All FreeBSD 8, 8.1 and 8.2 machines. All disks over 160 GB. Now it can't be that suddenly hard drives are failing on three boxes. I had one disk 250GB replaced and it's ok for now. Wondering if anyone is encountering any new "features" like this in 8-Release?

Regards
A
 
I have 8.2's everywhere but never saw this "feature" (as you call it) without a serious problem. I would suggest checking your cables and checking your hdd's with smartmontools.

I had one disk 250GB replaced and it's ok for now.
Just to be sure I fully understand, you replaced one of the failing hdd's and everything was fine ?
Because if that's the case, it sounds to me like a hdd failure.
 
Thanks for your reply.

Yes, one outside hosted box with 8.1 (only 3 month old server) had the disk replaced and I don't see the errors anymore. Good. For now. But two internal boxes are now showing these errors too so I became a little paranoid. I will check the disks with fsck and smartmontools.

I thought maybe a driver problem or BIOS. Read somewhere that under heavy loads these errors show sometime and are not serious. But the server in question should not be under heavy load. So I'll have to go with disk failure.

Thanks again.
A
 
@amilojko,

those errors sound a lot like your drive is about to fail.

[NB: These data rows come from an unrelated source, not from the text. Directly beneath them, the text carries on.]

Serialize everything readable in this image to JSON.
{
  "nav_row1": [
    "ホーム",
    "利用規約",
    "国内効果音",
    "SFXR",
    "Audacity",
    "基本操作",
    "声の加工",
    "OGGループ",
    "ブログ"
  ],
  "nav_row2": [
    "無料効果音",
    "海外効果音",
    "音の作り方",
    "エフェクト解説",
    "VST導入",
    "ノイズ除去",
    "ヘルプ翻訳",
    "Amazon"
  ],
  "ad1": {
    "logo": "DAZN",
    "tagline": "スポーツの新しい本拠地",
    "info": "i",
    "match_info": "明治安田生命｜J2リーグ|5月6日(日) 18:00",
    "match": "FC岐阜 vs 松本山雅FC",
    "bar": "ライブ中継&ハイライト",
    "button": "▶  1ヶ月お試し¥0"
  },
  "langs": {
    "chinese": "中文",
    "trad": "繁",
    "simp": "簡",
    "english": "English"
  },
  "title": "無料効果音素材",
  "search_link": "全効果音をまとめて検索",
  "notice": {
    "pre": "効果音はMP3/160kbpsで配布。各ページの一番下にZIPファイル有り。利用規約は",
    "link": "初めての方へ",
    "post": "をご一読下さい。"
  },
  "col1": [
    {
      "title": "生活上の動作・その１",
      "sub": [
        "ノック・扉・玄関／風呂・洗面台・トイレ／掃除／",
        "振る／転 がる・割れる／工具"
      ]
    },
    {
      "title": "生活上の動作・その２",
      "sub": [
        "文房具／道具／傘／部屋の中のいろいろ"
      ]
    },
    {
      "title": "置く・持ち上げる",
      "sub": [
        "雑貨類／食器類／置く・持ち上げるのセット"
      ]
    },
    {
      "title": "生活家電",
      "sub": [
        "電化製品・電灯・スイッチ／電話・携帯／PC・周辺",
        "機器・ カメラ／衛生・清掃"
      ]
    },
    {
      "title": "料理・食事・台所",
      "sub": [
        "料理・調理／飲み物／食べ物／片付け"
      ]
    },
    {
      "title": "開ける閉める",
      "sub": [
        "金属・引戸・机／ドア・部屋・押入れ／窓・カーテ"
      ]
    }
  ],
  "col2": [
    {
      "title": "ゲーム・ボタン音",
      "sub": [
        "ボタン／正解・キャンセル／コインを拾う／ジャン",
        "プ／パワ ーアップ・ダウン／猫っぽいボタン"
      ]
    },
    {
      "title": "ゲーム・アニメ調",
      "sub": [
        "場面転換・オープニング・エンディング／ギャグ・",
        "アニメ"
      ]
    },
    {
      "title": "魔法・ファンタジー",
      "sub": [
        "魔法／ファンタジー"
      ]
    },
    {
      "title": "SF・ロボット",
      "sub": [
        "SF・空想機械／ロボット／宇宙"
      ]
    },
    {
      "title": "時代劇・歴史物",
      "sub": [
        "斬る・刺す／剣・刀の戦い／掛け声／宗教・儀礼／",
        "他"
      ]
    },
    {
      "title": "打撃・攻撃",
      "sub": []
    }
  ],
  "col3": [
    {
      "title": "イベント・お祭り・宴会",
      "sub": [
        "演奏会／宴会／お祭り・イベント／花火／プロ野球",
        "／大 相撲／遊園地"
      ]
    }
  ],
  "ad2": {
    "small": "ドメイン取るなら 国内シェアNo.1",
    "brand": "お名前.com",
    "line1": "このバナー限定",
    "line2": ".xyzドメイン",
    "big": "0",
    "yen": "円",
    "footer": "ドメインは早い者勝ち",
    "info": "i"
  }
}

You can use smartmon tools but I would suggest that you back up immediately if you haven't done already.
 
You should do what gkontos says, I suggest you to plug the drive on the computer and use ddrescue to dump the contents to the 250 GB

If the three HDD are the same age, it's feasible that they are simultaneously going down, especially since I guess they share the same environmental conditions (in the same room, or building maybe).

If you just want to be sure it's HDD failure and not some other thing, try checking the disk in some other OS (ddrescue will already notify you about bad sectors when backing up).

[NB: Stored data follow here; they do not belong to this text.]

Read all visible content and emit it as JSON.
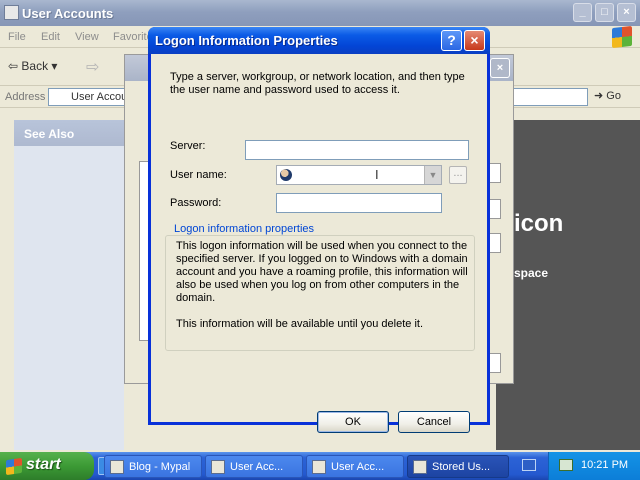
{
  "background_window": {
    "title": "User Accounts",
    "menu": [
      "File",
      "Edit",
      "View",
      "Favorites"
    ],
    "toolbar": {
      "back_label": "Back"
    },
    "address": {
      "label": "Address",
      "value": "User Accou",
      "go_label": "Go"
    },
    "side_panel": {
      "heading": "See Also",
      "link": ""
    },
    "right_panel": {
      "icon_text": "icon",
      "space_text": "space"
    }
  },
  "dialog": {
    "title": "Logon Information Properties",
    "intro": "Type a server, workgroup, or network location, and then type the user name and password used to access it.",
    "server": {
      "label": "Server:",
      "value": ""
    },
    "username": {
      "label": "User name:",
      "value": ""
    },
    "password": {
      "label": "Password:",
      "value": ""
    },
    "group": {
      "legend": "Logon information properties",
      "text1": "This logon information will be used when you connect to the specified server. If you logged on to Windows with a domain account and you have a roaming profile, this information will also be used when you log on from other computers in the domain.",
      "text2": "This information will be available until you delete it."
    },
    "ok_label": "OK",
    "cancel_label": "Cancel",
    "ellipsis_label": "..."
  },
  "taskbar": {
    "start_label": "start",
    "tasks": [
      {
        "label": "Blog - Mypal"
      },
      {
        "label": "User Acc..."
      },
      {
        "label": "User Acc..."
      },
      {
        "label": "Stored Us..."
      }
    ],
    "clock": "10:21 PM"
  },
  "colors": {
    "title_active": "#0345d6",
    "close_red": "#c7391b",
    "taskbar_blue": "#2459cf",
    "start_green": "#3c9a35"
  }
}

I'll tell you something, if you manage to make the backup, and there's disk damage, there's a neat way to fix it, which saved my ass once:

HDD firmwares are programmed to block access to bad sectors, making the computer "skip" them, if they are detected when writing, if the computer reads a bad sector, it'll retry 3 times and spit out an I/O error, but if you write on a bad sector, it'll get fixed, so, if you found that problem, just do

[CMD=""]dd if=/dev/zero of=/dev/YOURDRIVE[/CMD]

That'll zero up the whole drive (DELETING EVERYTHING, ALL PARTITIONS), but correcting any errors, then, make a new partition table, and restore the partition backup.
 
Imanol said:
HDD firmwares are programmed to block access to bad sectors, making the computer "skip" them, if they are detected when writing, if the computer reads a bad sector, it'll retry 3 times and spit out an I/O error, but if you write on a bad sector, it'll get fixed, so, if you found that problem, just do

[CMD=""]dd if=/dev/zero of=/dev/YOURDRIVE[/CMD]

That'll zero up the whole drive (DELETING EVERYTHING, ALL PARTITIONS), but correcting any errors, then, make a new partition table, and restore the partition backup.

You're correct it happens during a write but those bad blocks aren't skipped. ATA drives have a "spare" area, you can't access it but the drive's firmware can. When a bad block is detected the firmware will remap that block to the spare area. If the spare area is filled up bad blocks will start showing up and the disk will need to be replaced as soon as possible.

The dd command will find and 'fix' any bad blocks but if there are still some bad blocks after that it means the spare area is full.
 
SirDice said:
You're correct it happens during a write but those bad blocks aren't skipped. ATA drives have a "spare" area, you can't access it but the drive's firmware can. When a bad block is detected the firmware will remap that block to the spare area. If the spare area is filled up bad blocks will start showing up and the disk will need to be replaced as soon as possible.

The dd command will find and 'fix' any bad blocks but if there are still some bad blocks after that it means the spare area is full.

Totally right, my mistake.

It's worth to give it a shot though, I've got a ten year old computer that had a HDD failure about a year ago, and that let me keep using it whithout replacing the drive, but, it's very likely it'll fail soon, so, it's a good solution in the short run.